Disaggregation of public health data
Health Forward worked with Sen. Barbara Washington to draft language for SB 543, which was introduced and first read on Feb. 24. The bill requires DHSS, local public health departments, all health care institutions, and all laboratories to collect and make publicly available demographic data that includes race, ethnicity, primary language, gender identity, age, disability status, and socioeconomic status.
The disaggregation of data is a necessary piece for accurately identifying health inequities, and a critical component of policymaking to address systemic injustices. We are pleased this bill was introduced, and will be advocating for its passage.
Federal Reimbursement Allowances (FRA)
We saw no movement of the FRA sunset in February. The Senate Appropriations Committee met in January to hear legislation extending the FRA sunset two years. This is a public-private partnership model where hospitals provide funds to the state, and MO HealthNet uses these funds to earn federal matching dollars. Over the years, the FRA program has evolved to maximize matching dollars and reduce the burden of MO HealthNet on state general revenue. Since it has a significant impact on the budget, we are watching it closely. SB1 was voted out of committee in January, and was placed on the Senate Floor Calendar to come up for debate among the entire Senate.

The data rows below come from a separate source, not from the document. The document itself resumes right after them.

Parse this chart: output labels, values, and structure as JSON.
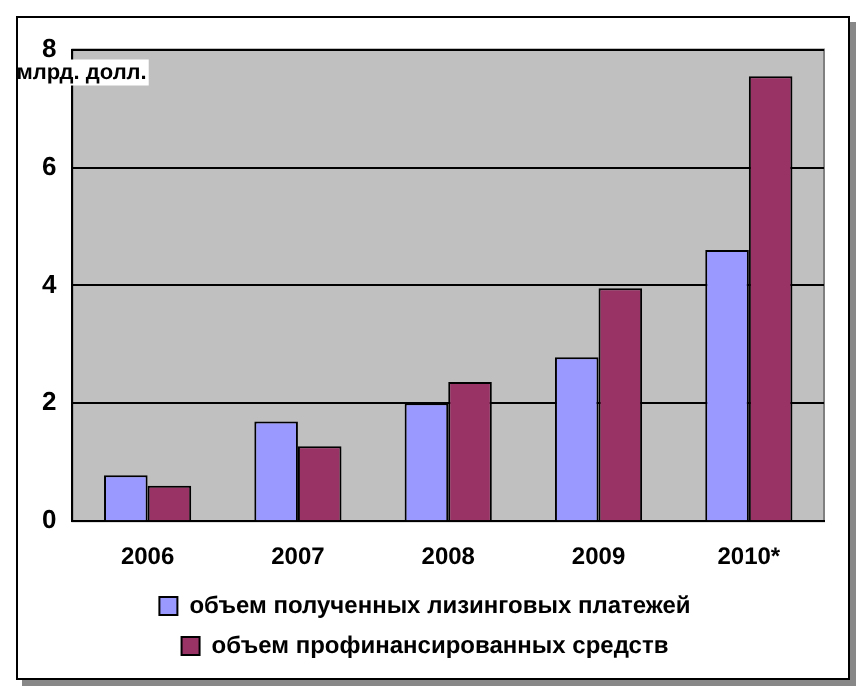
{
  "chart_data": {
    "type": "bar",
    "ylabel": "млрд. долл.",
    "categories": [
      "2006",
      "2007",
      "2008",
      "2009",
      "2010*"
    ],
    "series": [
      {
        "name": "объем полученных лизинговых платежей",
        "color": "#9999ff",
        "values": [
          0.78,
          1.69,
          2.0,
          2.78,
          4.6
        ]
      },
      {
        "name": "объем профинансированных средств",
        "color": "#993366",
        "values": [
          0.6,
          1.27,
          2.36,
          3.95,
          7.55
        ]
      }
    ],
    "ylim": [
      0,
      8
    ],
    "yticks": [
      0,
      2,
      4,
      6,
      8
    ],
    "grid": "y",
    "legend": "bottom"
  }
}
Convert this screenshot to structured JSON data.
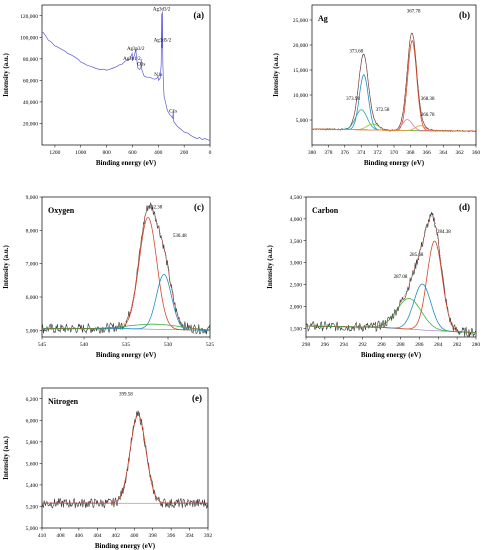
{
  "chart_data": [
    {
      "type": "line",
      "panel_label": "(a)",
      "xlabel": "Binding energy (eV)",
      "ylabel": "Intensity (a.u.)",
      "xlim": [
        1300,
        0
      ],
      "ylim": [
        0,
        130000
      ],
      "xticks": [
        1200,
        1000,
        800,
        600,
        400,
        200,
        0
      ],
      "yticks": [
        {
          "v": 20000,
          "l": "20,000"
        },
        {
          "v": 40000,
          "l": "40,000"
        },
        {
          "v": 60000,
          "l": "60,000"
        },
        {
          "v": 80000,
          "l": "80,000"
        },
        {
          "v": 100000,
          "l": "100,000"
        },
        {
          "v": 120000,
          "l": "120,000"
        }
      ],
      "annotations": [
        {
          "text": "Ag3p1/2",
          "x": 605,
          "y": 79000
        },
        {
          "text": "Ag3p3/2",
          "x": 575,
          "y": 88000
        },
        {
          "text": "O1s",
          "x": 532,
          "y": 74000
        },
        {
          "text": "Ag3d3/2",
          "x": 374,
          "y": 125000
        },
        {
          "text": "Ag3d5/2",
          "x": 368,
          "y": 96000
        },
        {
          "text": "N1s",
          "x": 400,
          "y": 64000
        },
        {
          "text": "C1s",
          "x": 285,
          "y": 30000
        }
      ],
      "series": [
        {
          "color": "#5b5bd6",
          "points": [
            [
              1300,
              105000
            ],
            [
              1290,
              104500
            ],
            [
              1270,
              101000
            ],
            [
              1250,
              97000
            ],
            [
              1230,
              96000
            ],
            [
              1220,
              94500
            ],
            [
              1200,
              92000
            ],
            [
              1180,
              91000
            ],
            [
              1150,
              89000
            ],
            [
              1120,
              87000
            ],
            [
              1100,
              85000
            ],
            [
              1080,
              84000
            ],
            [
              1050,
              82000
            ],
            [
              1020,
              79500
            ],
            [
              1000,
              77000
            ],
            [
              980,
              76000
            ],
            [
              950,
              74000
            ],
            [
              920,
              73000
            ],
            [
              900,
              72000
            ],
            [
              880,
              71000
            ],
            [
              850,
              70000
            ],
            [
              820,
              70500
            ],
            [
              800,
              69500
            ],
            [
              780,
              70000
            ],
            [
              760,
              71000
            ],
            [
              740,
              72000
            ],
            [
              720,
              73000
            ],
            [
              700,
              74500
            ],
            [
              680,
              75000
            ],
            [
              660,
              77500
            ],
            [
              640,
              79000
            ],
            [
              620,
              80000
            ],
            [
              610,
              83000
            ],
            [
              603,
              85000
            ],
            [
              598,
              80000
            ],
            [
              585,
              83000
            ],
            [
              575,
              89000
            ],
            [
              570,
              84000
            ],
            [
              560,
              72000
            ],
            [
              545,
              70000
            ],
            [
              535,
              72000
            ],
            [
              532,
              80000
            ],
            [
              528,
              70000
            ],
            [
              510,
              64000
            ],
            [
              490,
              63000
            ],
            [
              470,
              63000
            ],
            [
              450,
              62000
            ],
            [
              430,
              61000
            ],
            [
              410,
              62000
            ],
            [
              402,
              64000
            ],
            [
              398,
              60000
            ],
            [
              385,
              62000
            ],
            [
              378,
              75000
            ],
            [
              374,
              122000
            ],
            [
              371,
              90000
            ],
            [
              368,
              124000
            ],
            [
              365,
              78000
            ],
            [
              360,
              55000
            ],
            [
              355,
              45000
            ],
            [
              345,
              40000
            ],
            [
              330,
              32000
            ],
            [
              310,
              28000
            ],
            [
              295,
              26000
            ],
            [
              288,
              25000
            ],
            [
              285,
              32000
            ],
            [
              282,
              22000
            ],
            [
              270,
              20000
            ],
            [
              250,
              17000
            ],
            [
              230,
              15000
            ],
            [
              200,
              12000
            ],
            [
              170,
              11000
            ],
            [
              150,
              9000
            ],
            [
              120,
              7000
            ],
            [
              100,
              6000
            ],
            [
              80,
              7000
            ],
            [
              60,
              5000
            ],
            [
              40,
              6000
            ],
            [
              20,
              5000
            ],
            [
              0,
              4000
            ]
          ]
        }
      ]
    },
    {
      "type": "line",
      "panel_label": "(b)",
      "element_label": "Ag",
      "xlabel": "Binding energy (eV)",
      "ylabel": "Intensity (a.u.)",
      "xlim": [
        380,
        360
      ],
      "ylim": [
        0,
        28000
      ],
      "xticks": [
        380,
        378,
        376,
        374,
        372,
        370,
        368,
        366,
        364,
        362,
        360
      ],
      "yticks": [
        {
          "v": 5000,
          "l": "5,000"
        },
        {
          "v": 10000,
          "l": "10,000"
        },
        {
          "v": 15000,
          "l": "15,000"
        },
        {
          "v": 20000,
          "l": "20,000"
        },
        {
          "v": 25000,
          "l": "25,000"
        }
      ],
      "baseline": [
        [
          380,
          3200
        ],
        [
          372,
          3000
        ],
        [
          370,
          2900
        ],
        [
          360,
          2800
        ]
      ],
      "peaks": [
        {
          "name": "373.68",
          "center": 373.68,
          "amp": 11000,
          "sigma": 0.55,
          "color": "#1f8fc4"
        },
        {
          "name": "373.98",
          "center": 373.98,
          "amp": 4000,
          "sigma": 0.7,
          "color": "#2aa8a0"
        },
        {
          "name": "372.58",
          "center": 372.58,
          "amp": 1200,
          "sigma": 0.7,
          "color": "#8fbf3a"
        },
        {
          "name": "367.78",
          "center": 367.78,
          "amp": 18000,
          "sigma": 0.55,
          "color": "#d44a2a"
        },
        {
          "name": "368.38",
          "center": 368.38,
          "amp": 2200,
          "sigma": 0.6,
          "color": "#e07aa0"
        },
        {
          "name": "366.78",
          "center": 366.78,
          "amp": 1000,
          "sigma": 0.6,
          "color": "#e89a3a"
        }
      ],
      "annotations": [
        {
          "text": "367.78",
          "x": 367.6,
          "y": 26500
        },
        {
          "text": "373.68",
          "x": 374.6,
          "y": 18500
        },
        {
          "text": "373.98",
          "x": 375.0,
          "y": 9000
        },
        {
          "text": "372.58",
          "x": 371.4,
          "y": 6800
        },
        {
          "text": "368.38",
          "x": 365.9,
          "y": 9000
        },
        {
          "text": "366.78",
          "x": 365.9,
          "y": 5800
        }
      ]
    },
    {
      "type": "line",
      "panel_label": "(c)",
      "element_label": "Oxygen",
      "xlabel": "Binding energy (eV)",
      "ylabel": "Intensity (a.u.)",
      "xlim": [
        545,
        525
      ],
      "ylim": [
        4800,
        9000
      ],
      "xticks": [
        545,
        540,
        535,
        530,
        525
      ],
      "yticks": [
        {
          "v": 5000,
          "l": "5,000"
        },
        {
          "v": 6000,
          "l": "6,000"
        },
        {
          "v": 7000,
          "l": "7,000"
        },
        {
          "v": 8000,
          "l": "8,000"
        },
        {
          "v": 9000,
          "l": "9,000"
        }
      ],
      "baseline": [
        [
          545,
          5050
        ],
        [
          535,
          5050
        ],
        [
          525,
          5000
        ]
      ],
      "peaks": [
        {
          "name": "532.38",
          "center": 532.38,
          "amp": 3350,
          "sigma": 1.05,
          "color": "#d44a2a"
        },
        {
          "name": "530.48",
          "center": 530.48,
          "amp": 1650,
          "sigma": 0.9,
          "color": "#1f8fc4"
        },
        {
          "name": "broad",
          "center": 531.5,
          "amp": 150,
          "sigma": 3.0,
          "color": "#3cb043"
        }
      ],
      "annotations": [
        {
          "text": "532.38",
          "x": 531.5,
          "y": 8650
        },
        {
          "text": "530.48",
          "x": 528.6,
          "y": 7800
        }
      ]
    },
    {
      "type": "line",
      "panel_label": "(d)",
      "element_label": "Carbon",
      "xlabel": "Binding energy (eV)",
      "ylabel": "Intensity (a.u.)",
      "xlim": [
        298,
        280
      ],
      "ylim": [
        1300,
        4500
      ],
      "xticks": [
        298,
        296,
        294,
        292,
        290,
        288,
        286,
        284,
        282,
        280
      ],
      "yticks": [
        {
          "v": 1500,
          "l": "1,500"
        },
        {
          "v": 2000,
          "l": "2,000"
        },
        {
          "v": 2500,
          "l": "2,500"
        },
        {
          "v": 3000,
          "l": "3,000"
        },
        {
          "v": 3500,
          "l": "3,500"
        },
        {
          "v": 4000,
          "l": "4,000"
        },
        {
          "v": 4500,
          "l": "4,500"
        }
      ],
      "baseline": [
        [
          298,
          1550
        ],
        [
          290,
          1520
        ],
        [
          285,
          1450
        ],
        [
          280,
          1400
        ]
      ],
      "peaks": [
        {
          "name": "284.38",
          "center": 284.38,
          "amp": 2050,
          "sigma": 0.8,
          "color": "#d44a2a"
        },
        {
          "name": "285.68",
          "center": 285.68,
          "amp": 1050,
          "sigma": 0.9,
          "color": "#1f8fc4"
        },
        {
          "name": "287.08",
          "center": 287.08,
          "amp": 700,
          "sigma": 1.3,
          "color": "#3cb043"
        }
      ],
      "annotations": [
        {
          "text": "284.38",
          "x": 283.4,
          "y": 3680
        },
        {
          "text": "285.68",
          "x": 286.3,
          "y": 3150
        },
        {
          "text": "287.08",
          "x": 288.0,
          "y": 2650
        }
      ]
    },
    {
      "type": "line",
      "panel_label": "(e)",
      "element_label": "Nitrogen",
      "xlabel": "Binding energy (eV)",
      "ylabel": "Intensity (a.u.)",
      "xlim": [
        410,
        392
      ],
      "ylim": [
        5000,
        6300
      ],
      "xticks": [
        410,
        408,
        406,
        404,
        402,
        400,
        398,
        396,
        394,
        392
      ],
      "yticks": [
        {
          "v": 5000,
          "l": "5,000"
        },
        {
          "v": 5200,
          "l": "5,200"
        },
        {
          "v": 5400,
          "l": "5,400"
        },
        {
          "v": 5600,
          "l": "5,600"
        },
        {
          "v": 5800,
          "l": "5,800"
        },
        {
          "v": 6000,
          "l": "6,000"
        },
        {
          "v": 6200,
          "l": "6,200"
        }
      ],
      "baseline": [
        [
          410,
          5230
        ],
        [
          392,
          5230
        ]
      ],
      "peaks": [
        {
          "name": "399.58",
          "center": 399.58,
          "amp": 820,
          "sigma": 0.85,
          "color": "#d44a2a"
        }
      ],
      "annotations": [
        {
          "text": "399.58",
          "x": 400.9,
          "y": 6230
        }
      ]
    }
  ]
}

Supplemental Nutrition Assistance Program
SB 138 modifies the Supplemental Nutrition Assistance Program (SNAP) to impose lengthy disqualification periods on recipients who do not meet the work requirements. SNAP provides sustenance for many Missouri families including children, seniors, and people with diverse abilities. The House version of the bill, HB 217, was heard on March 1. Health Forward submitted testimony in opposition of this bill (and the Senate bill in January) which would place yet another strain on Missouri families during what is already a challenging and life-threatening time.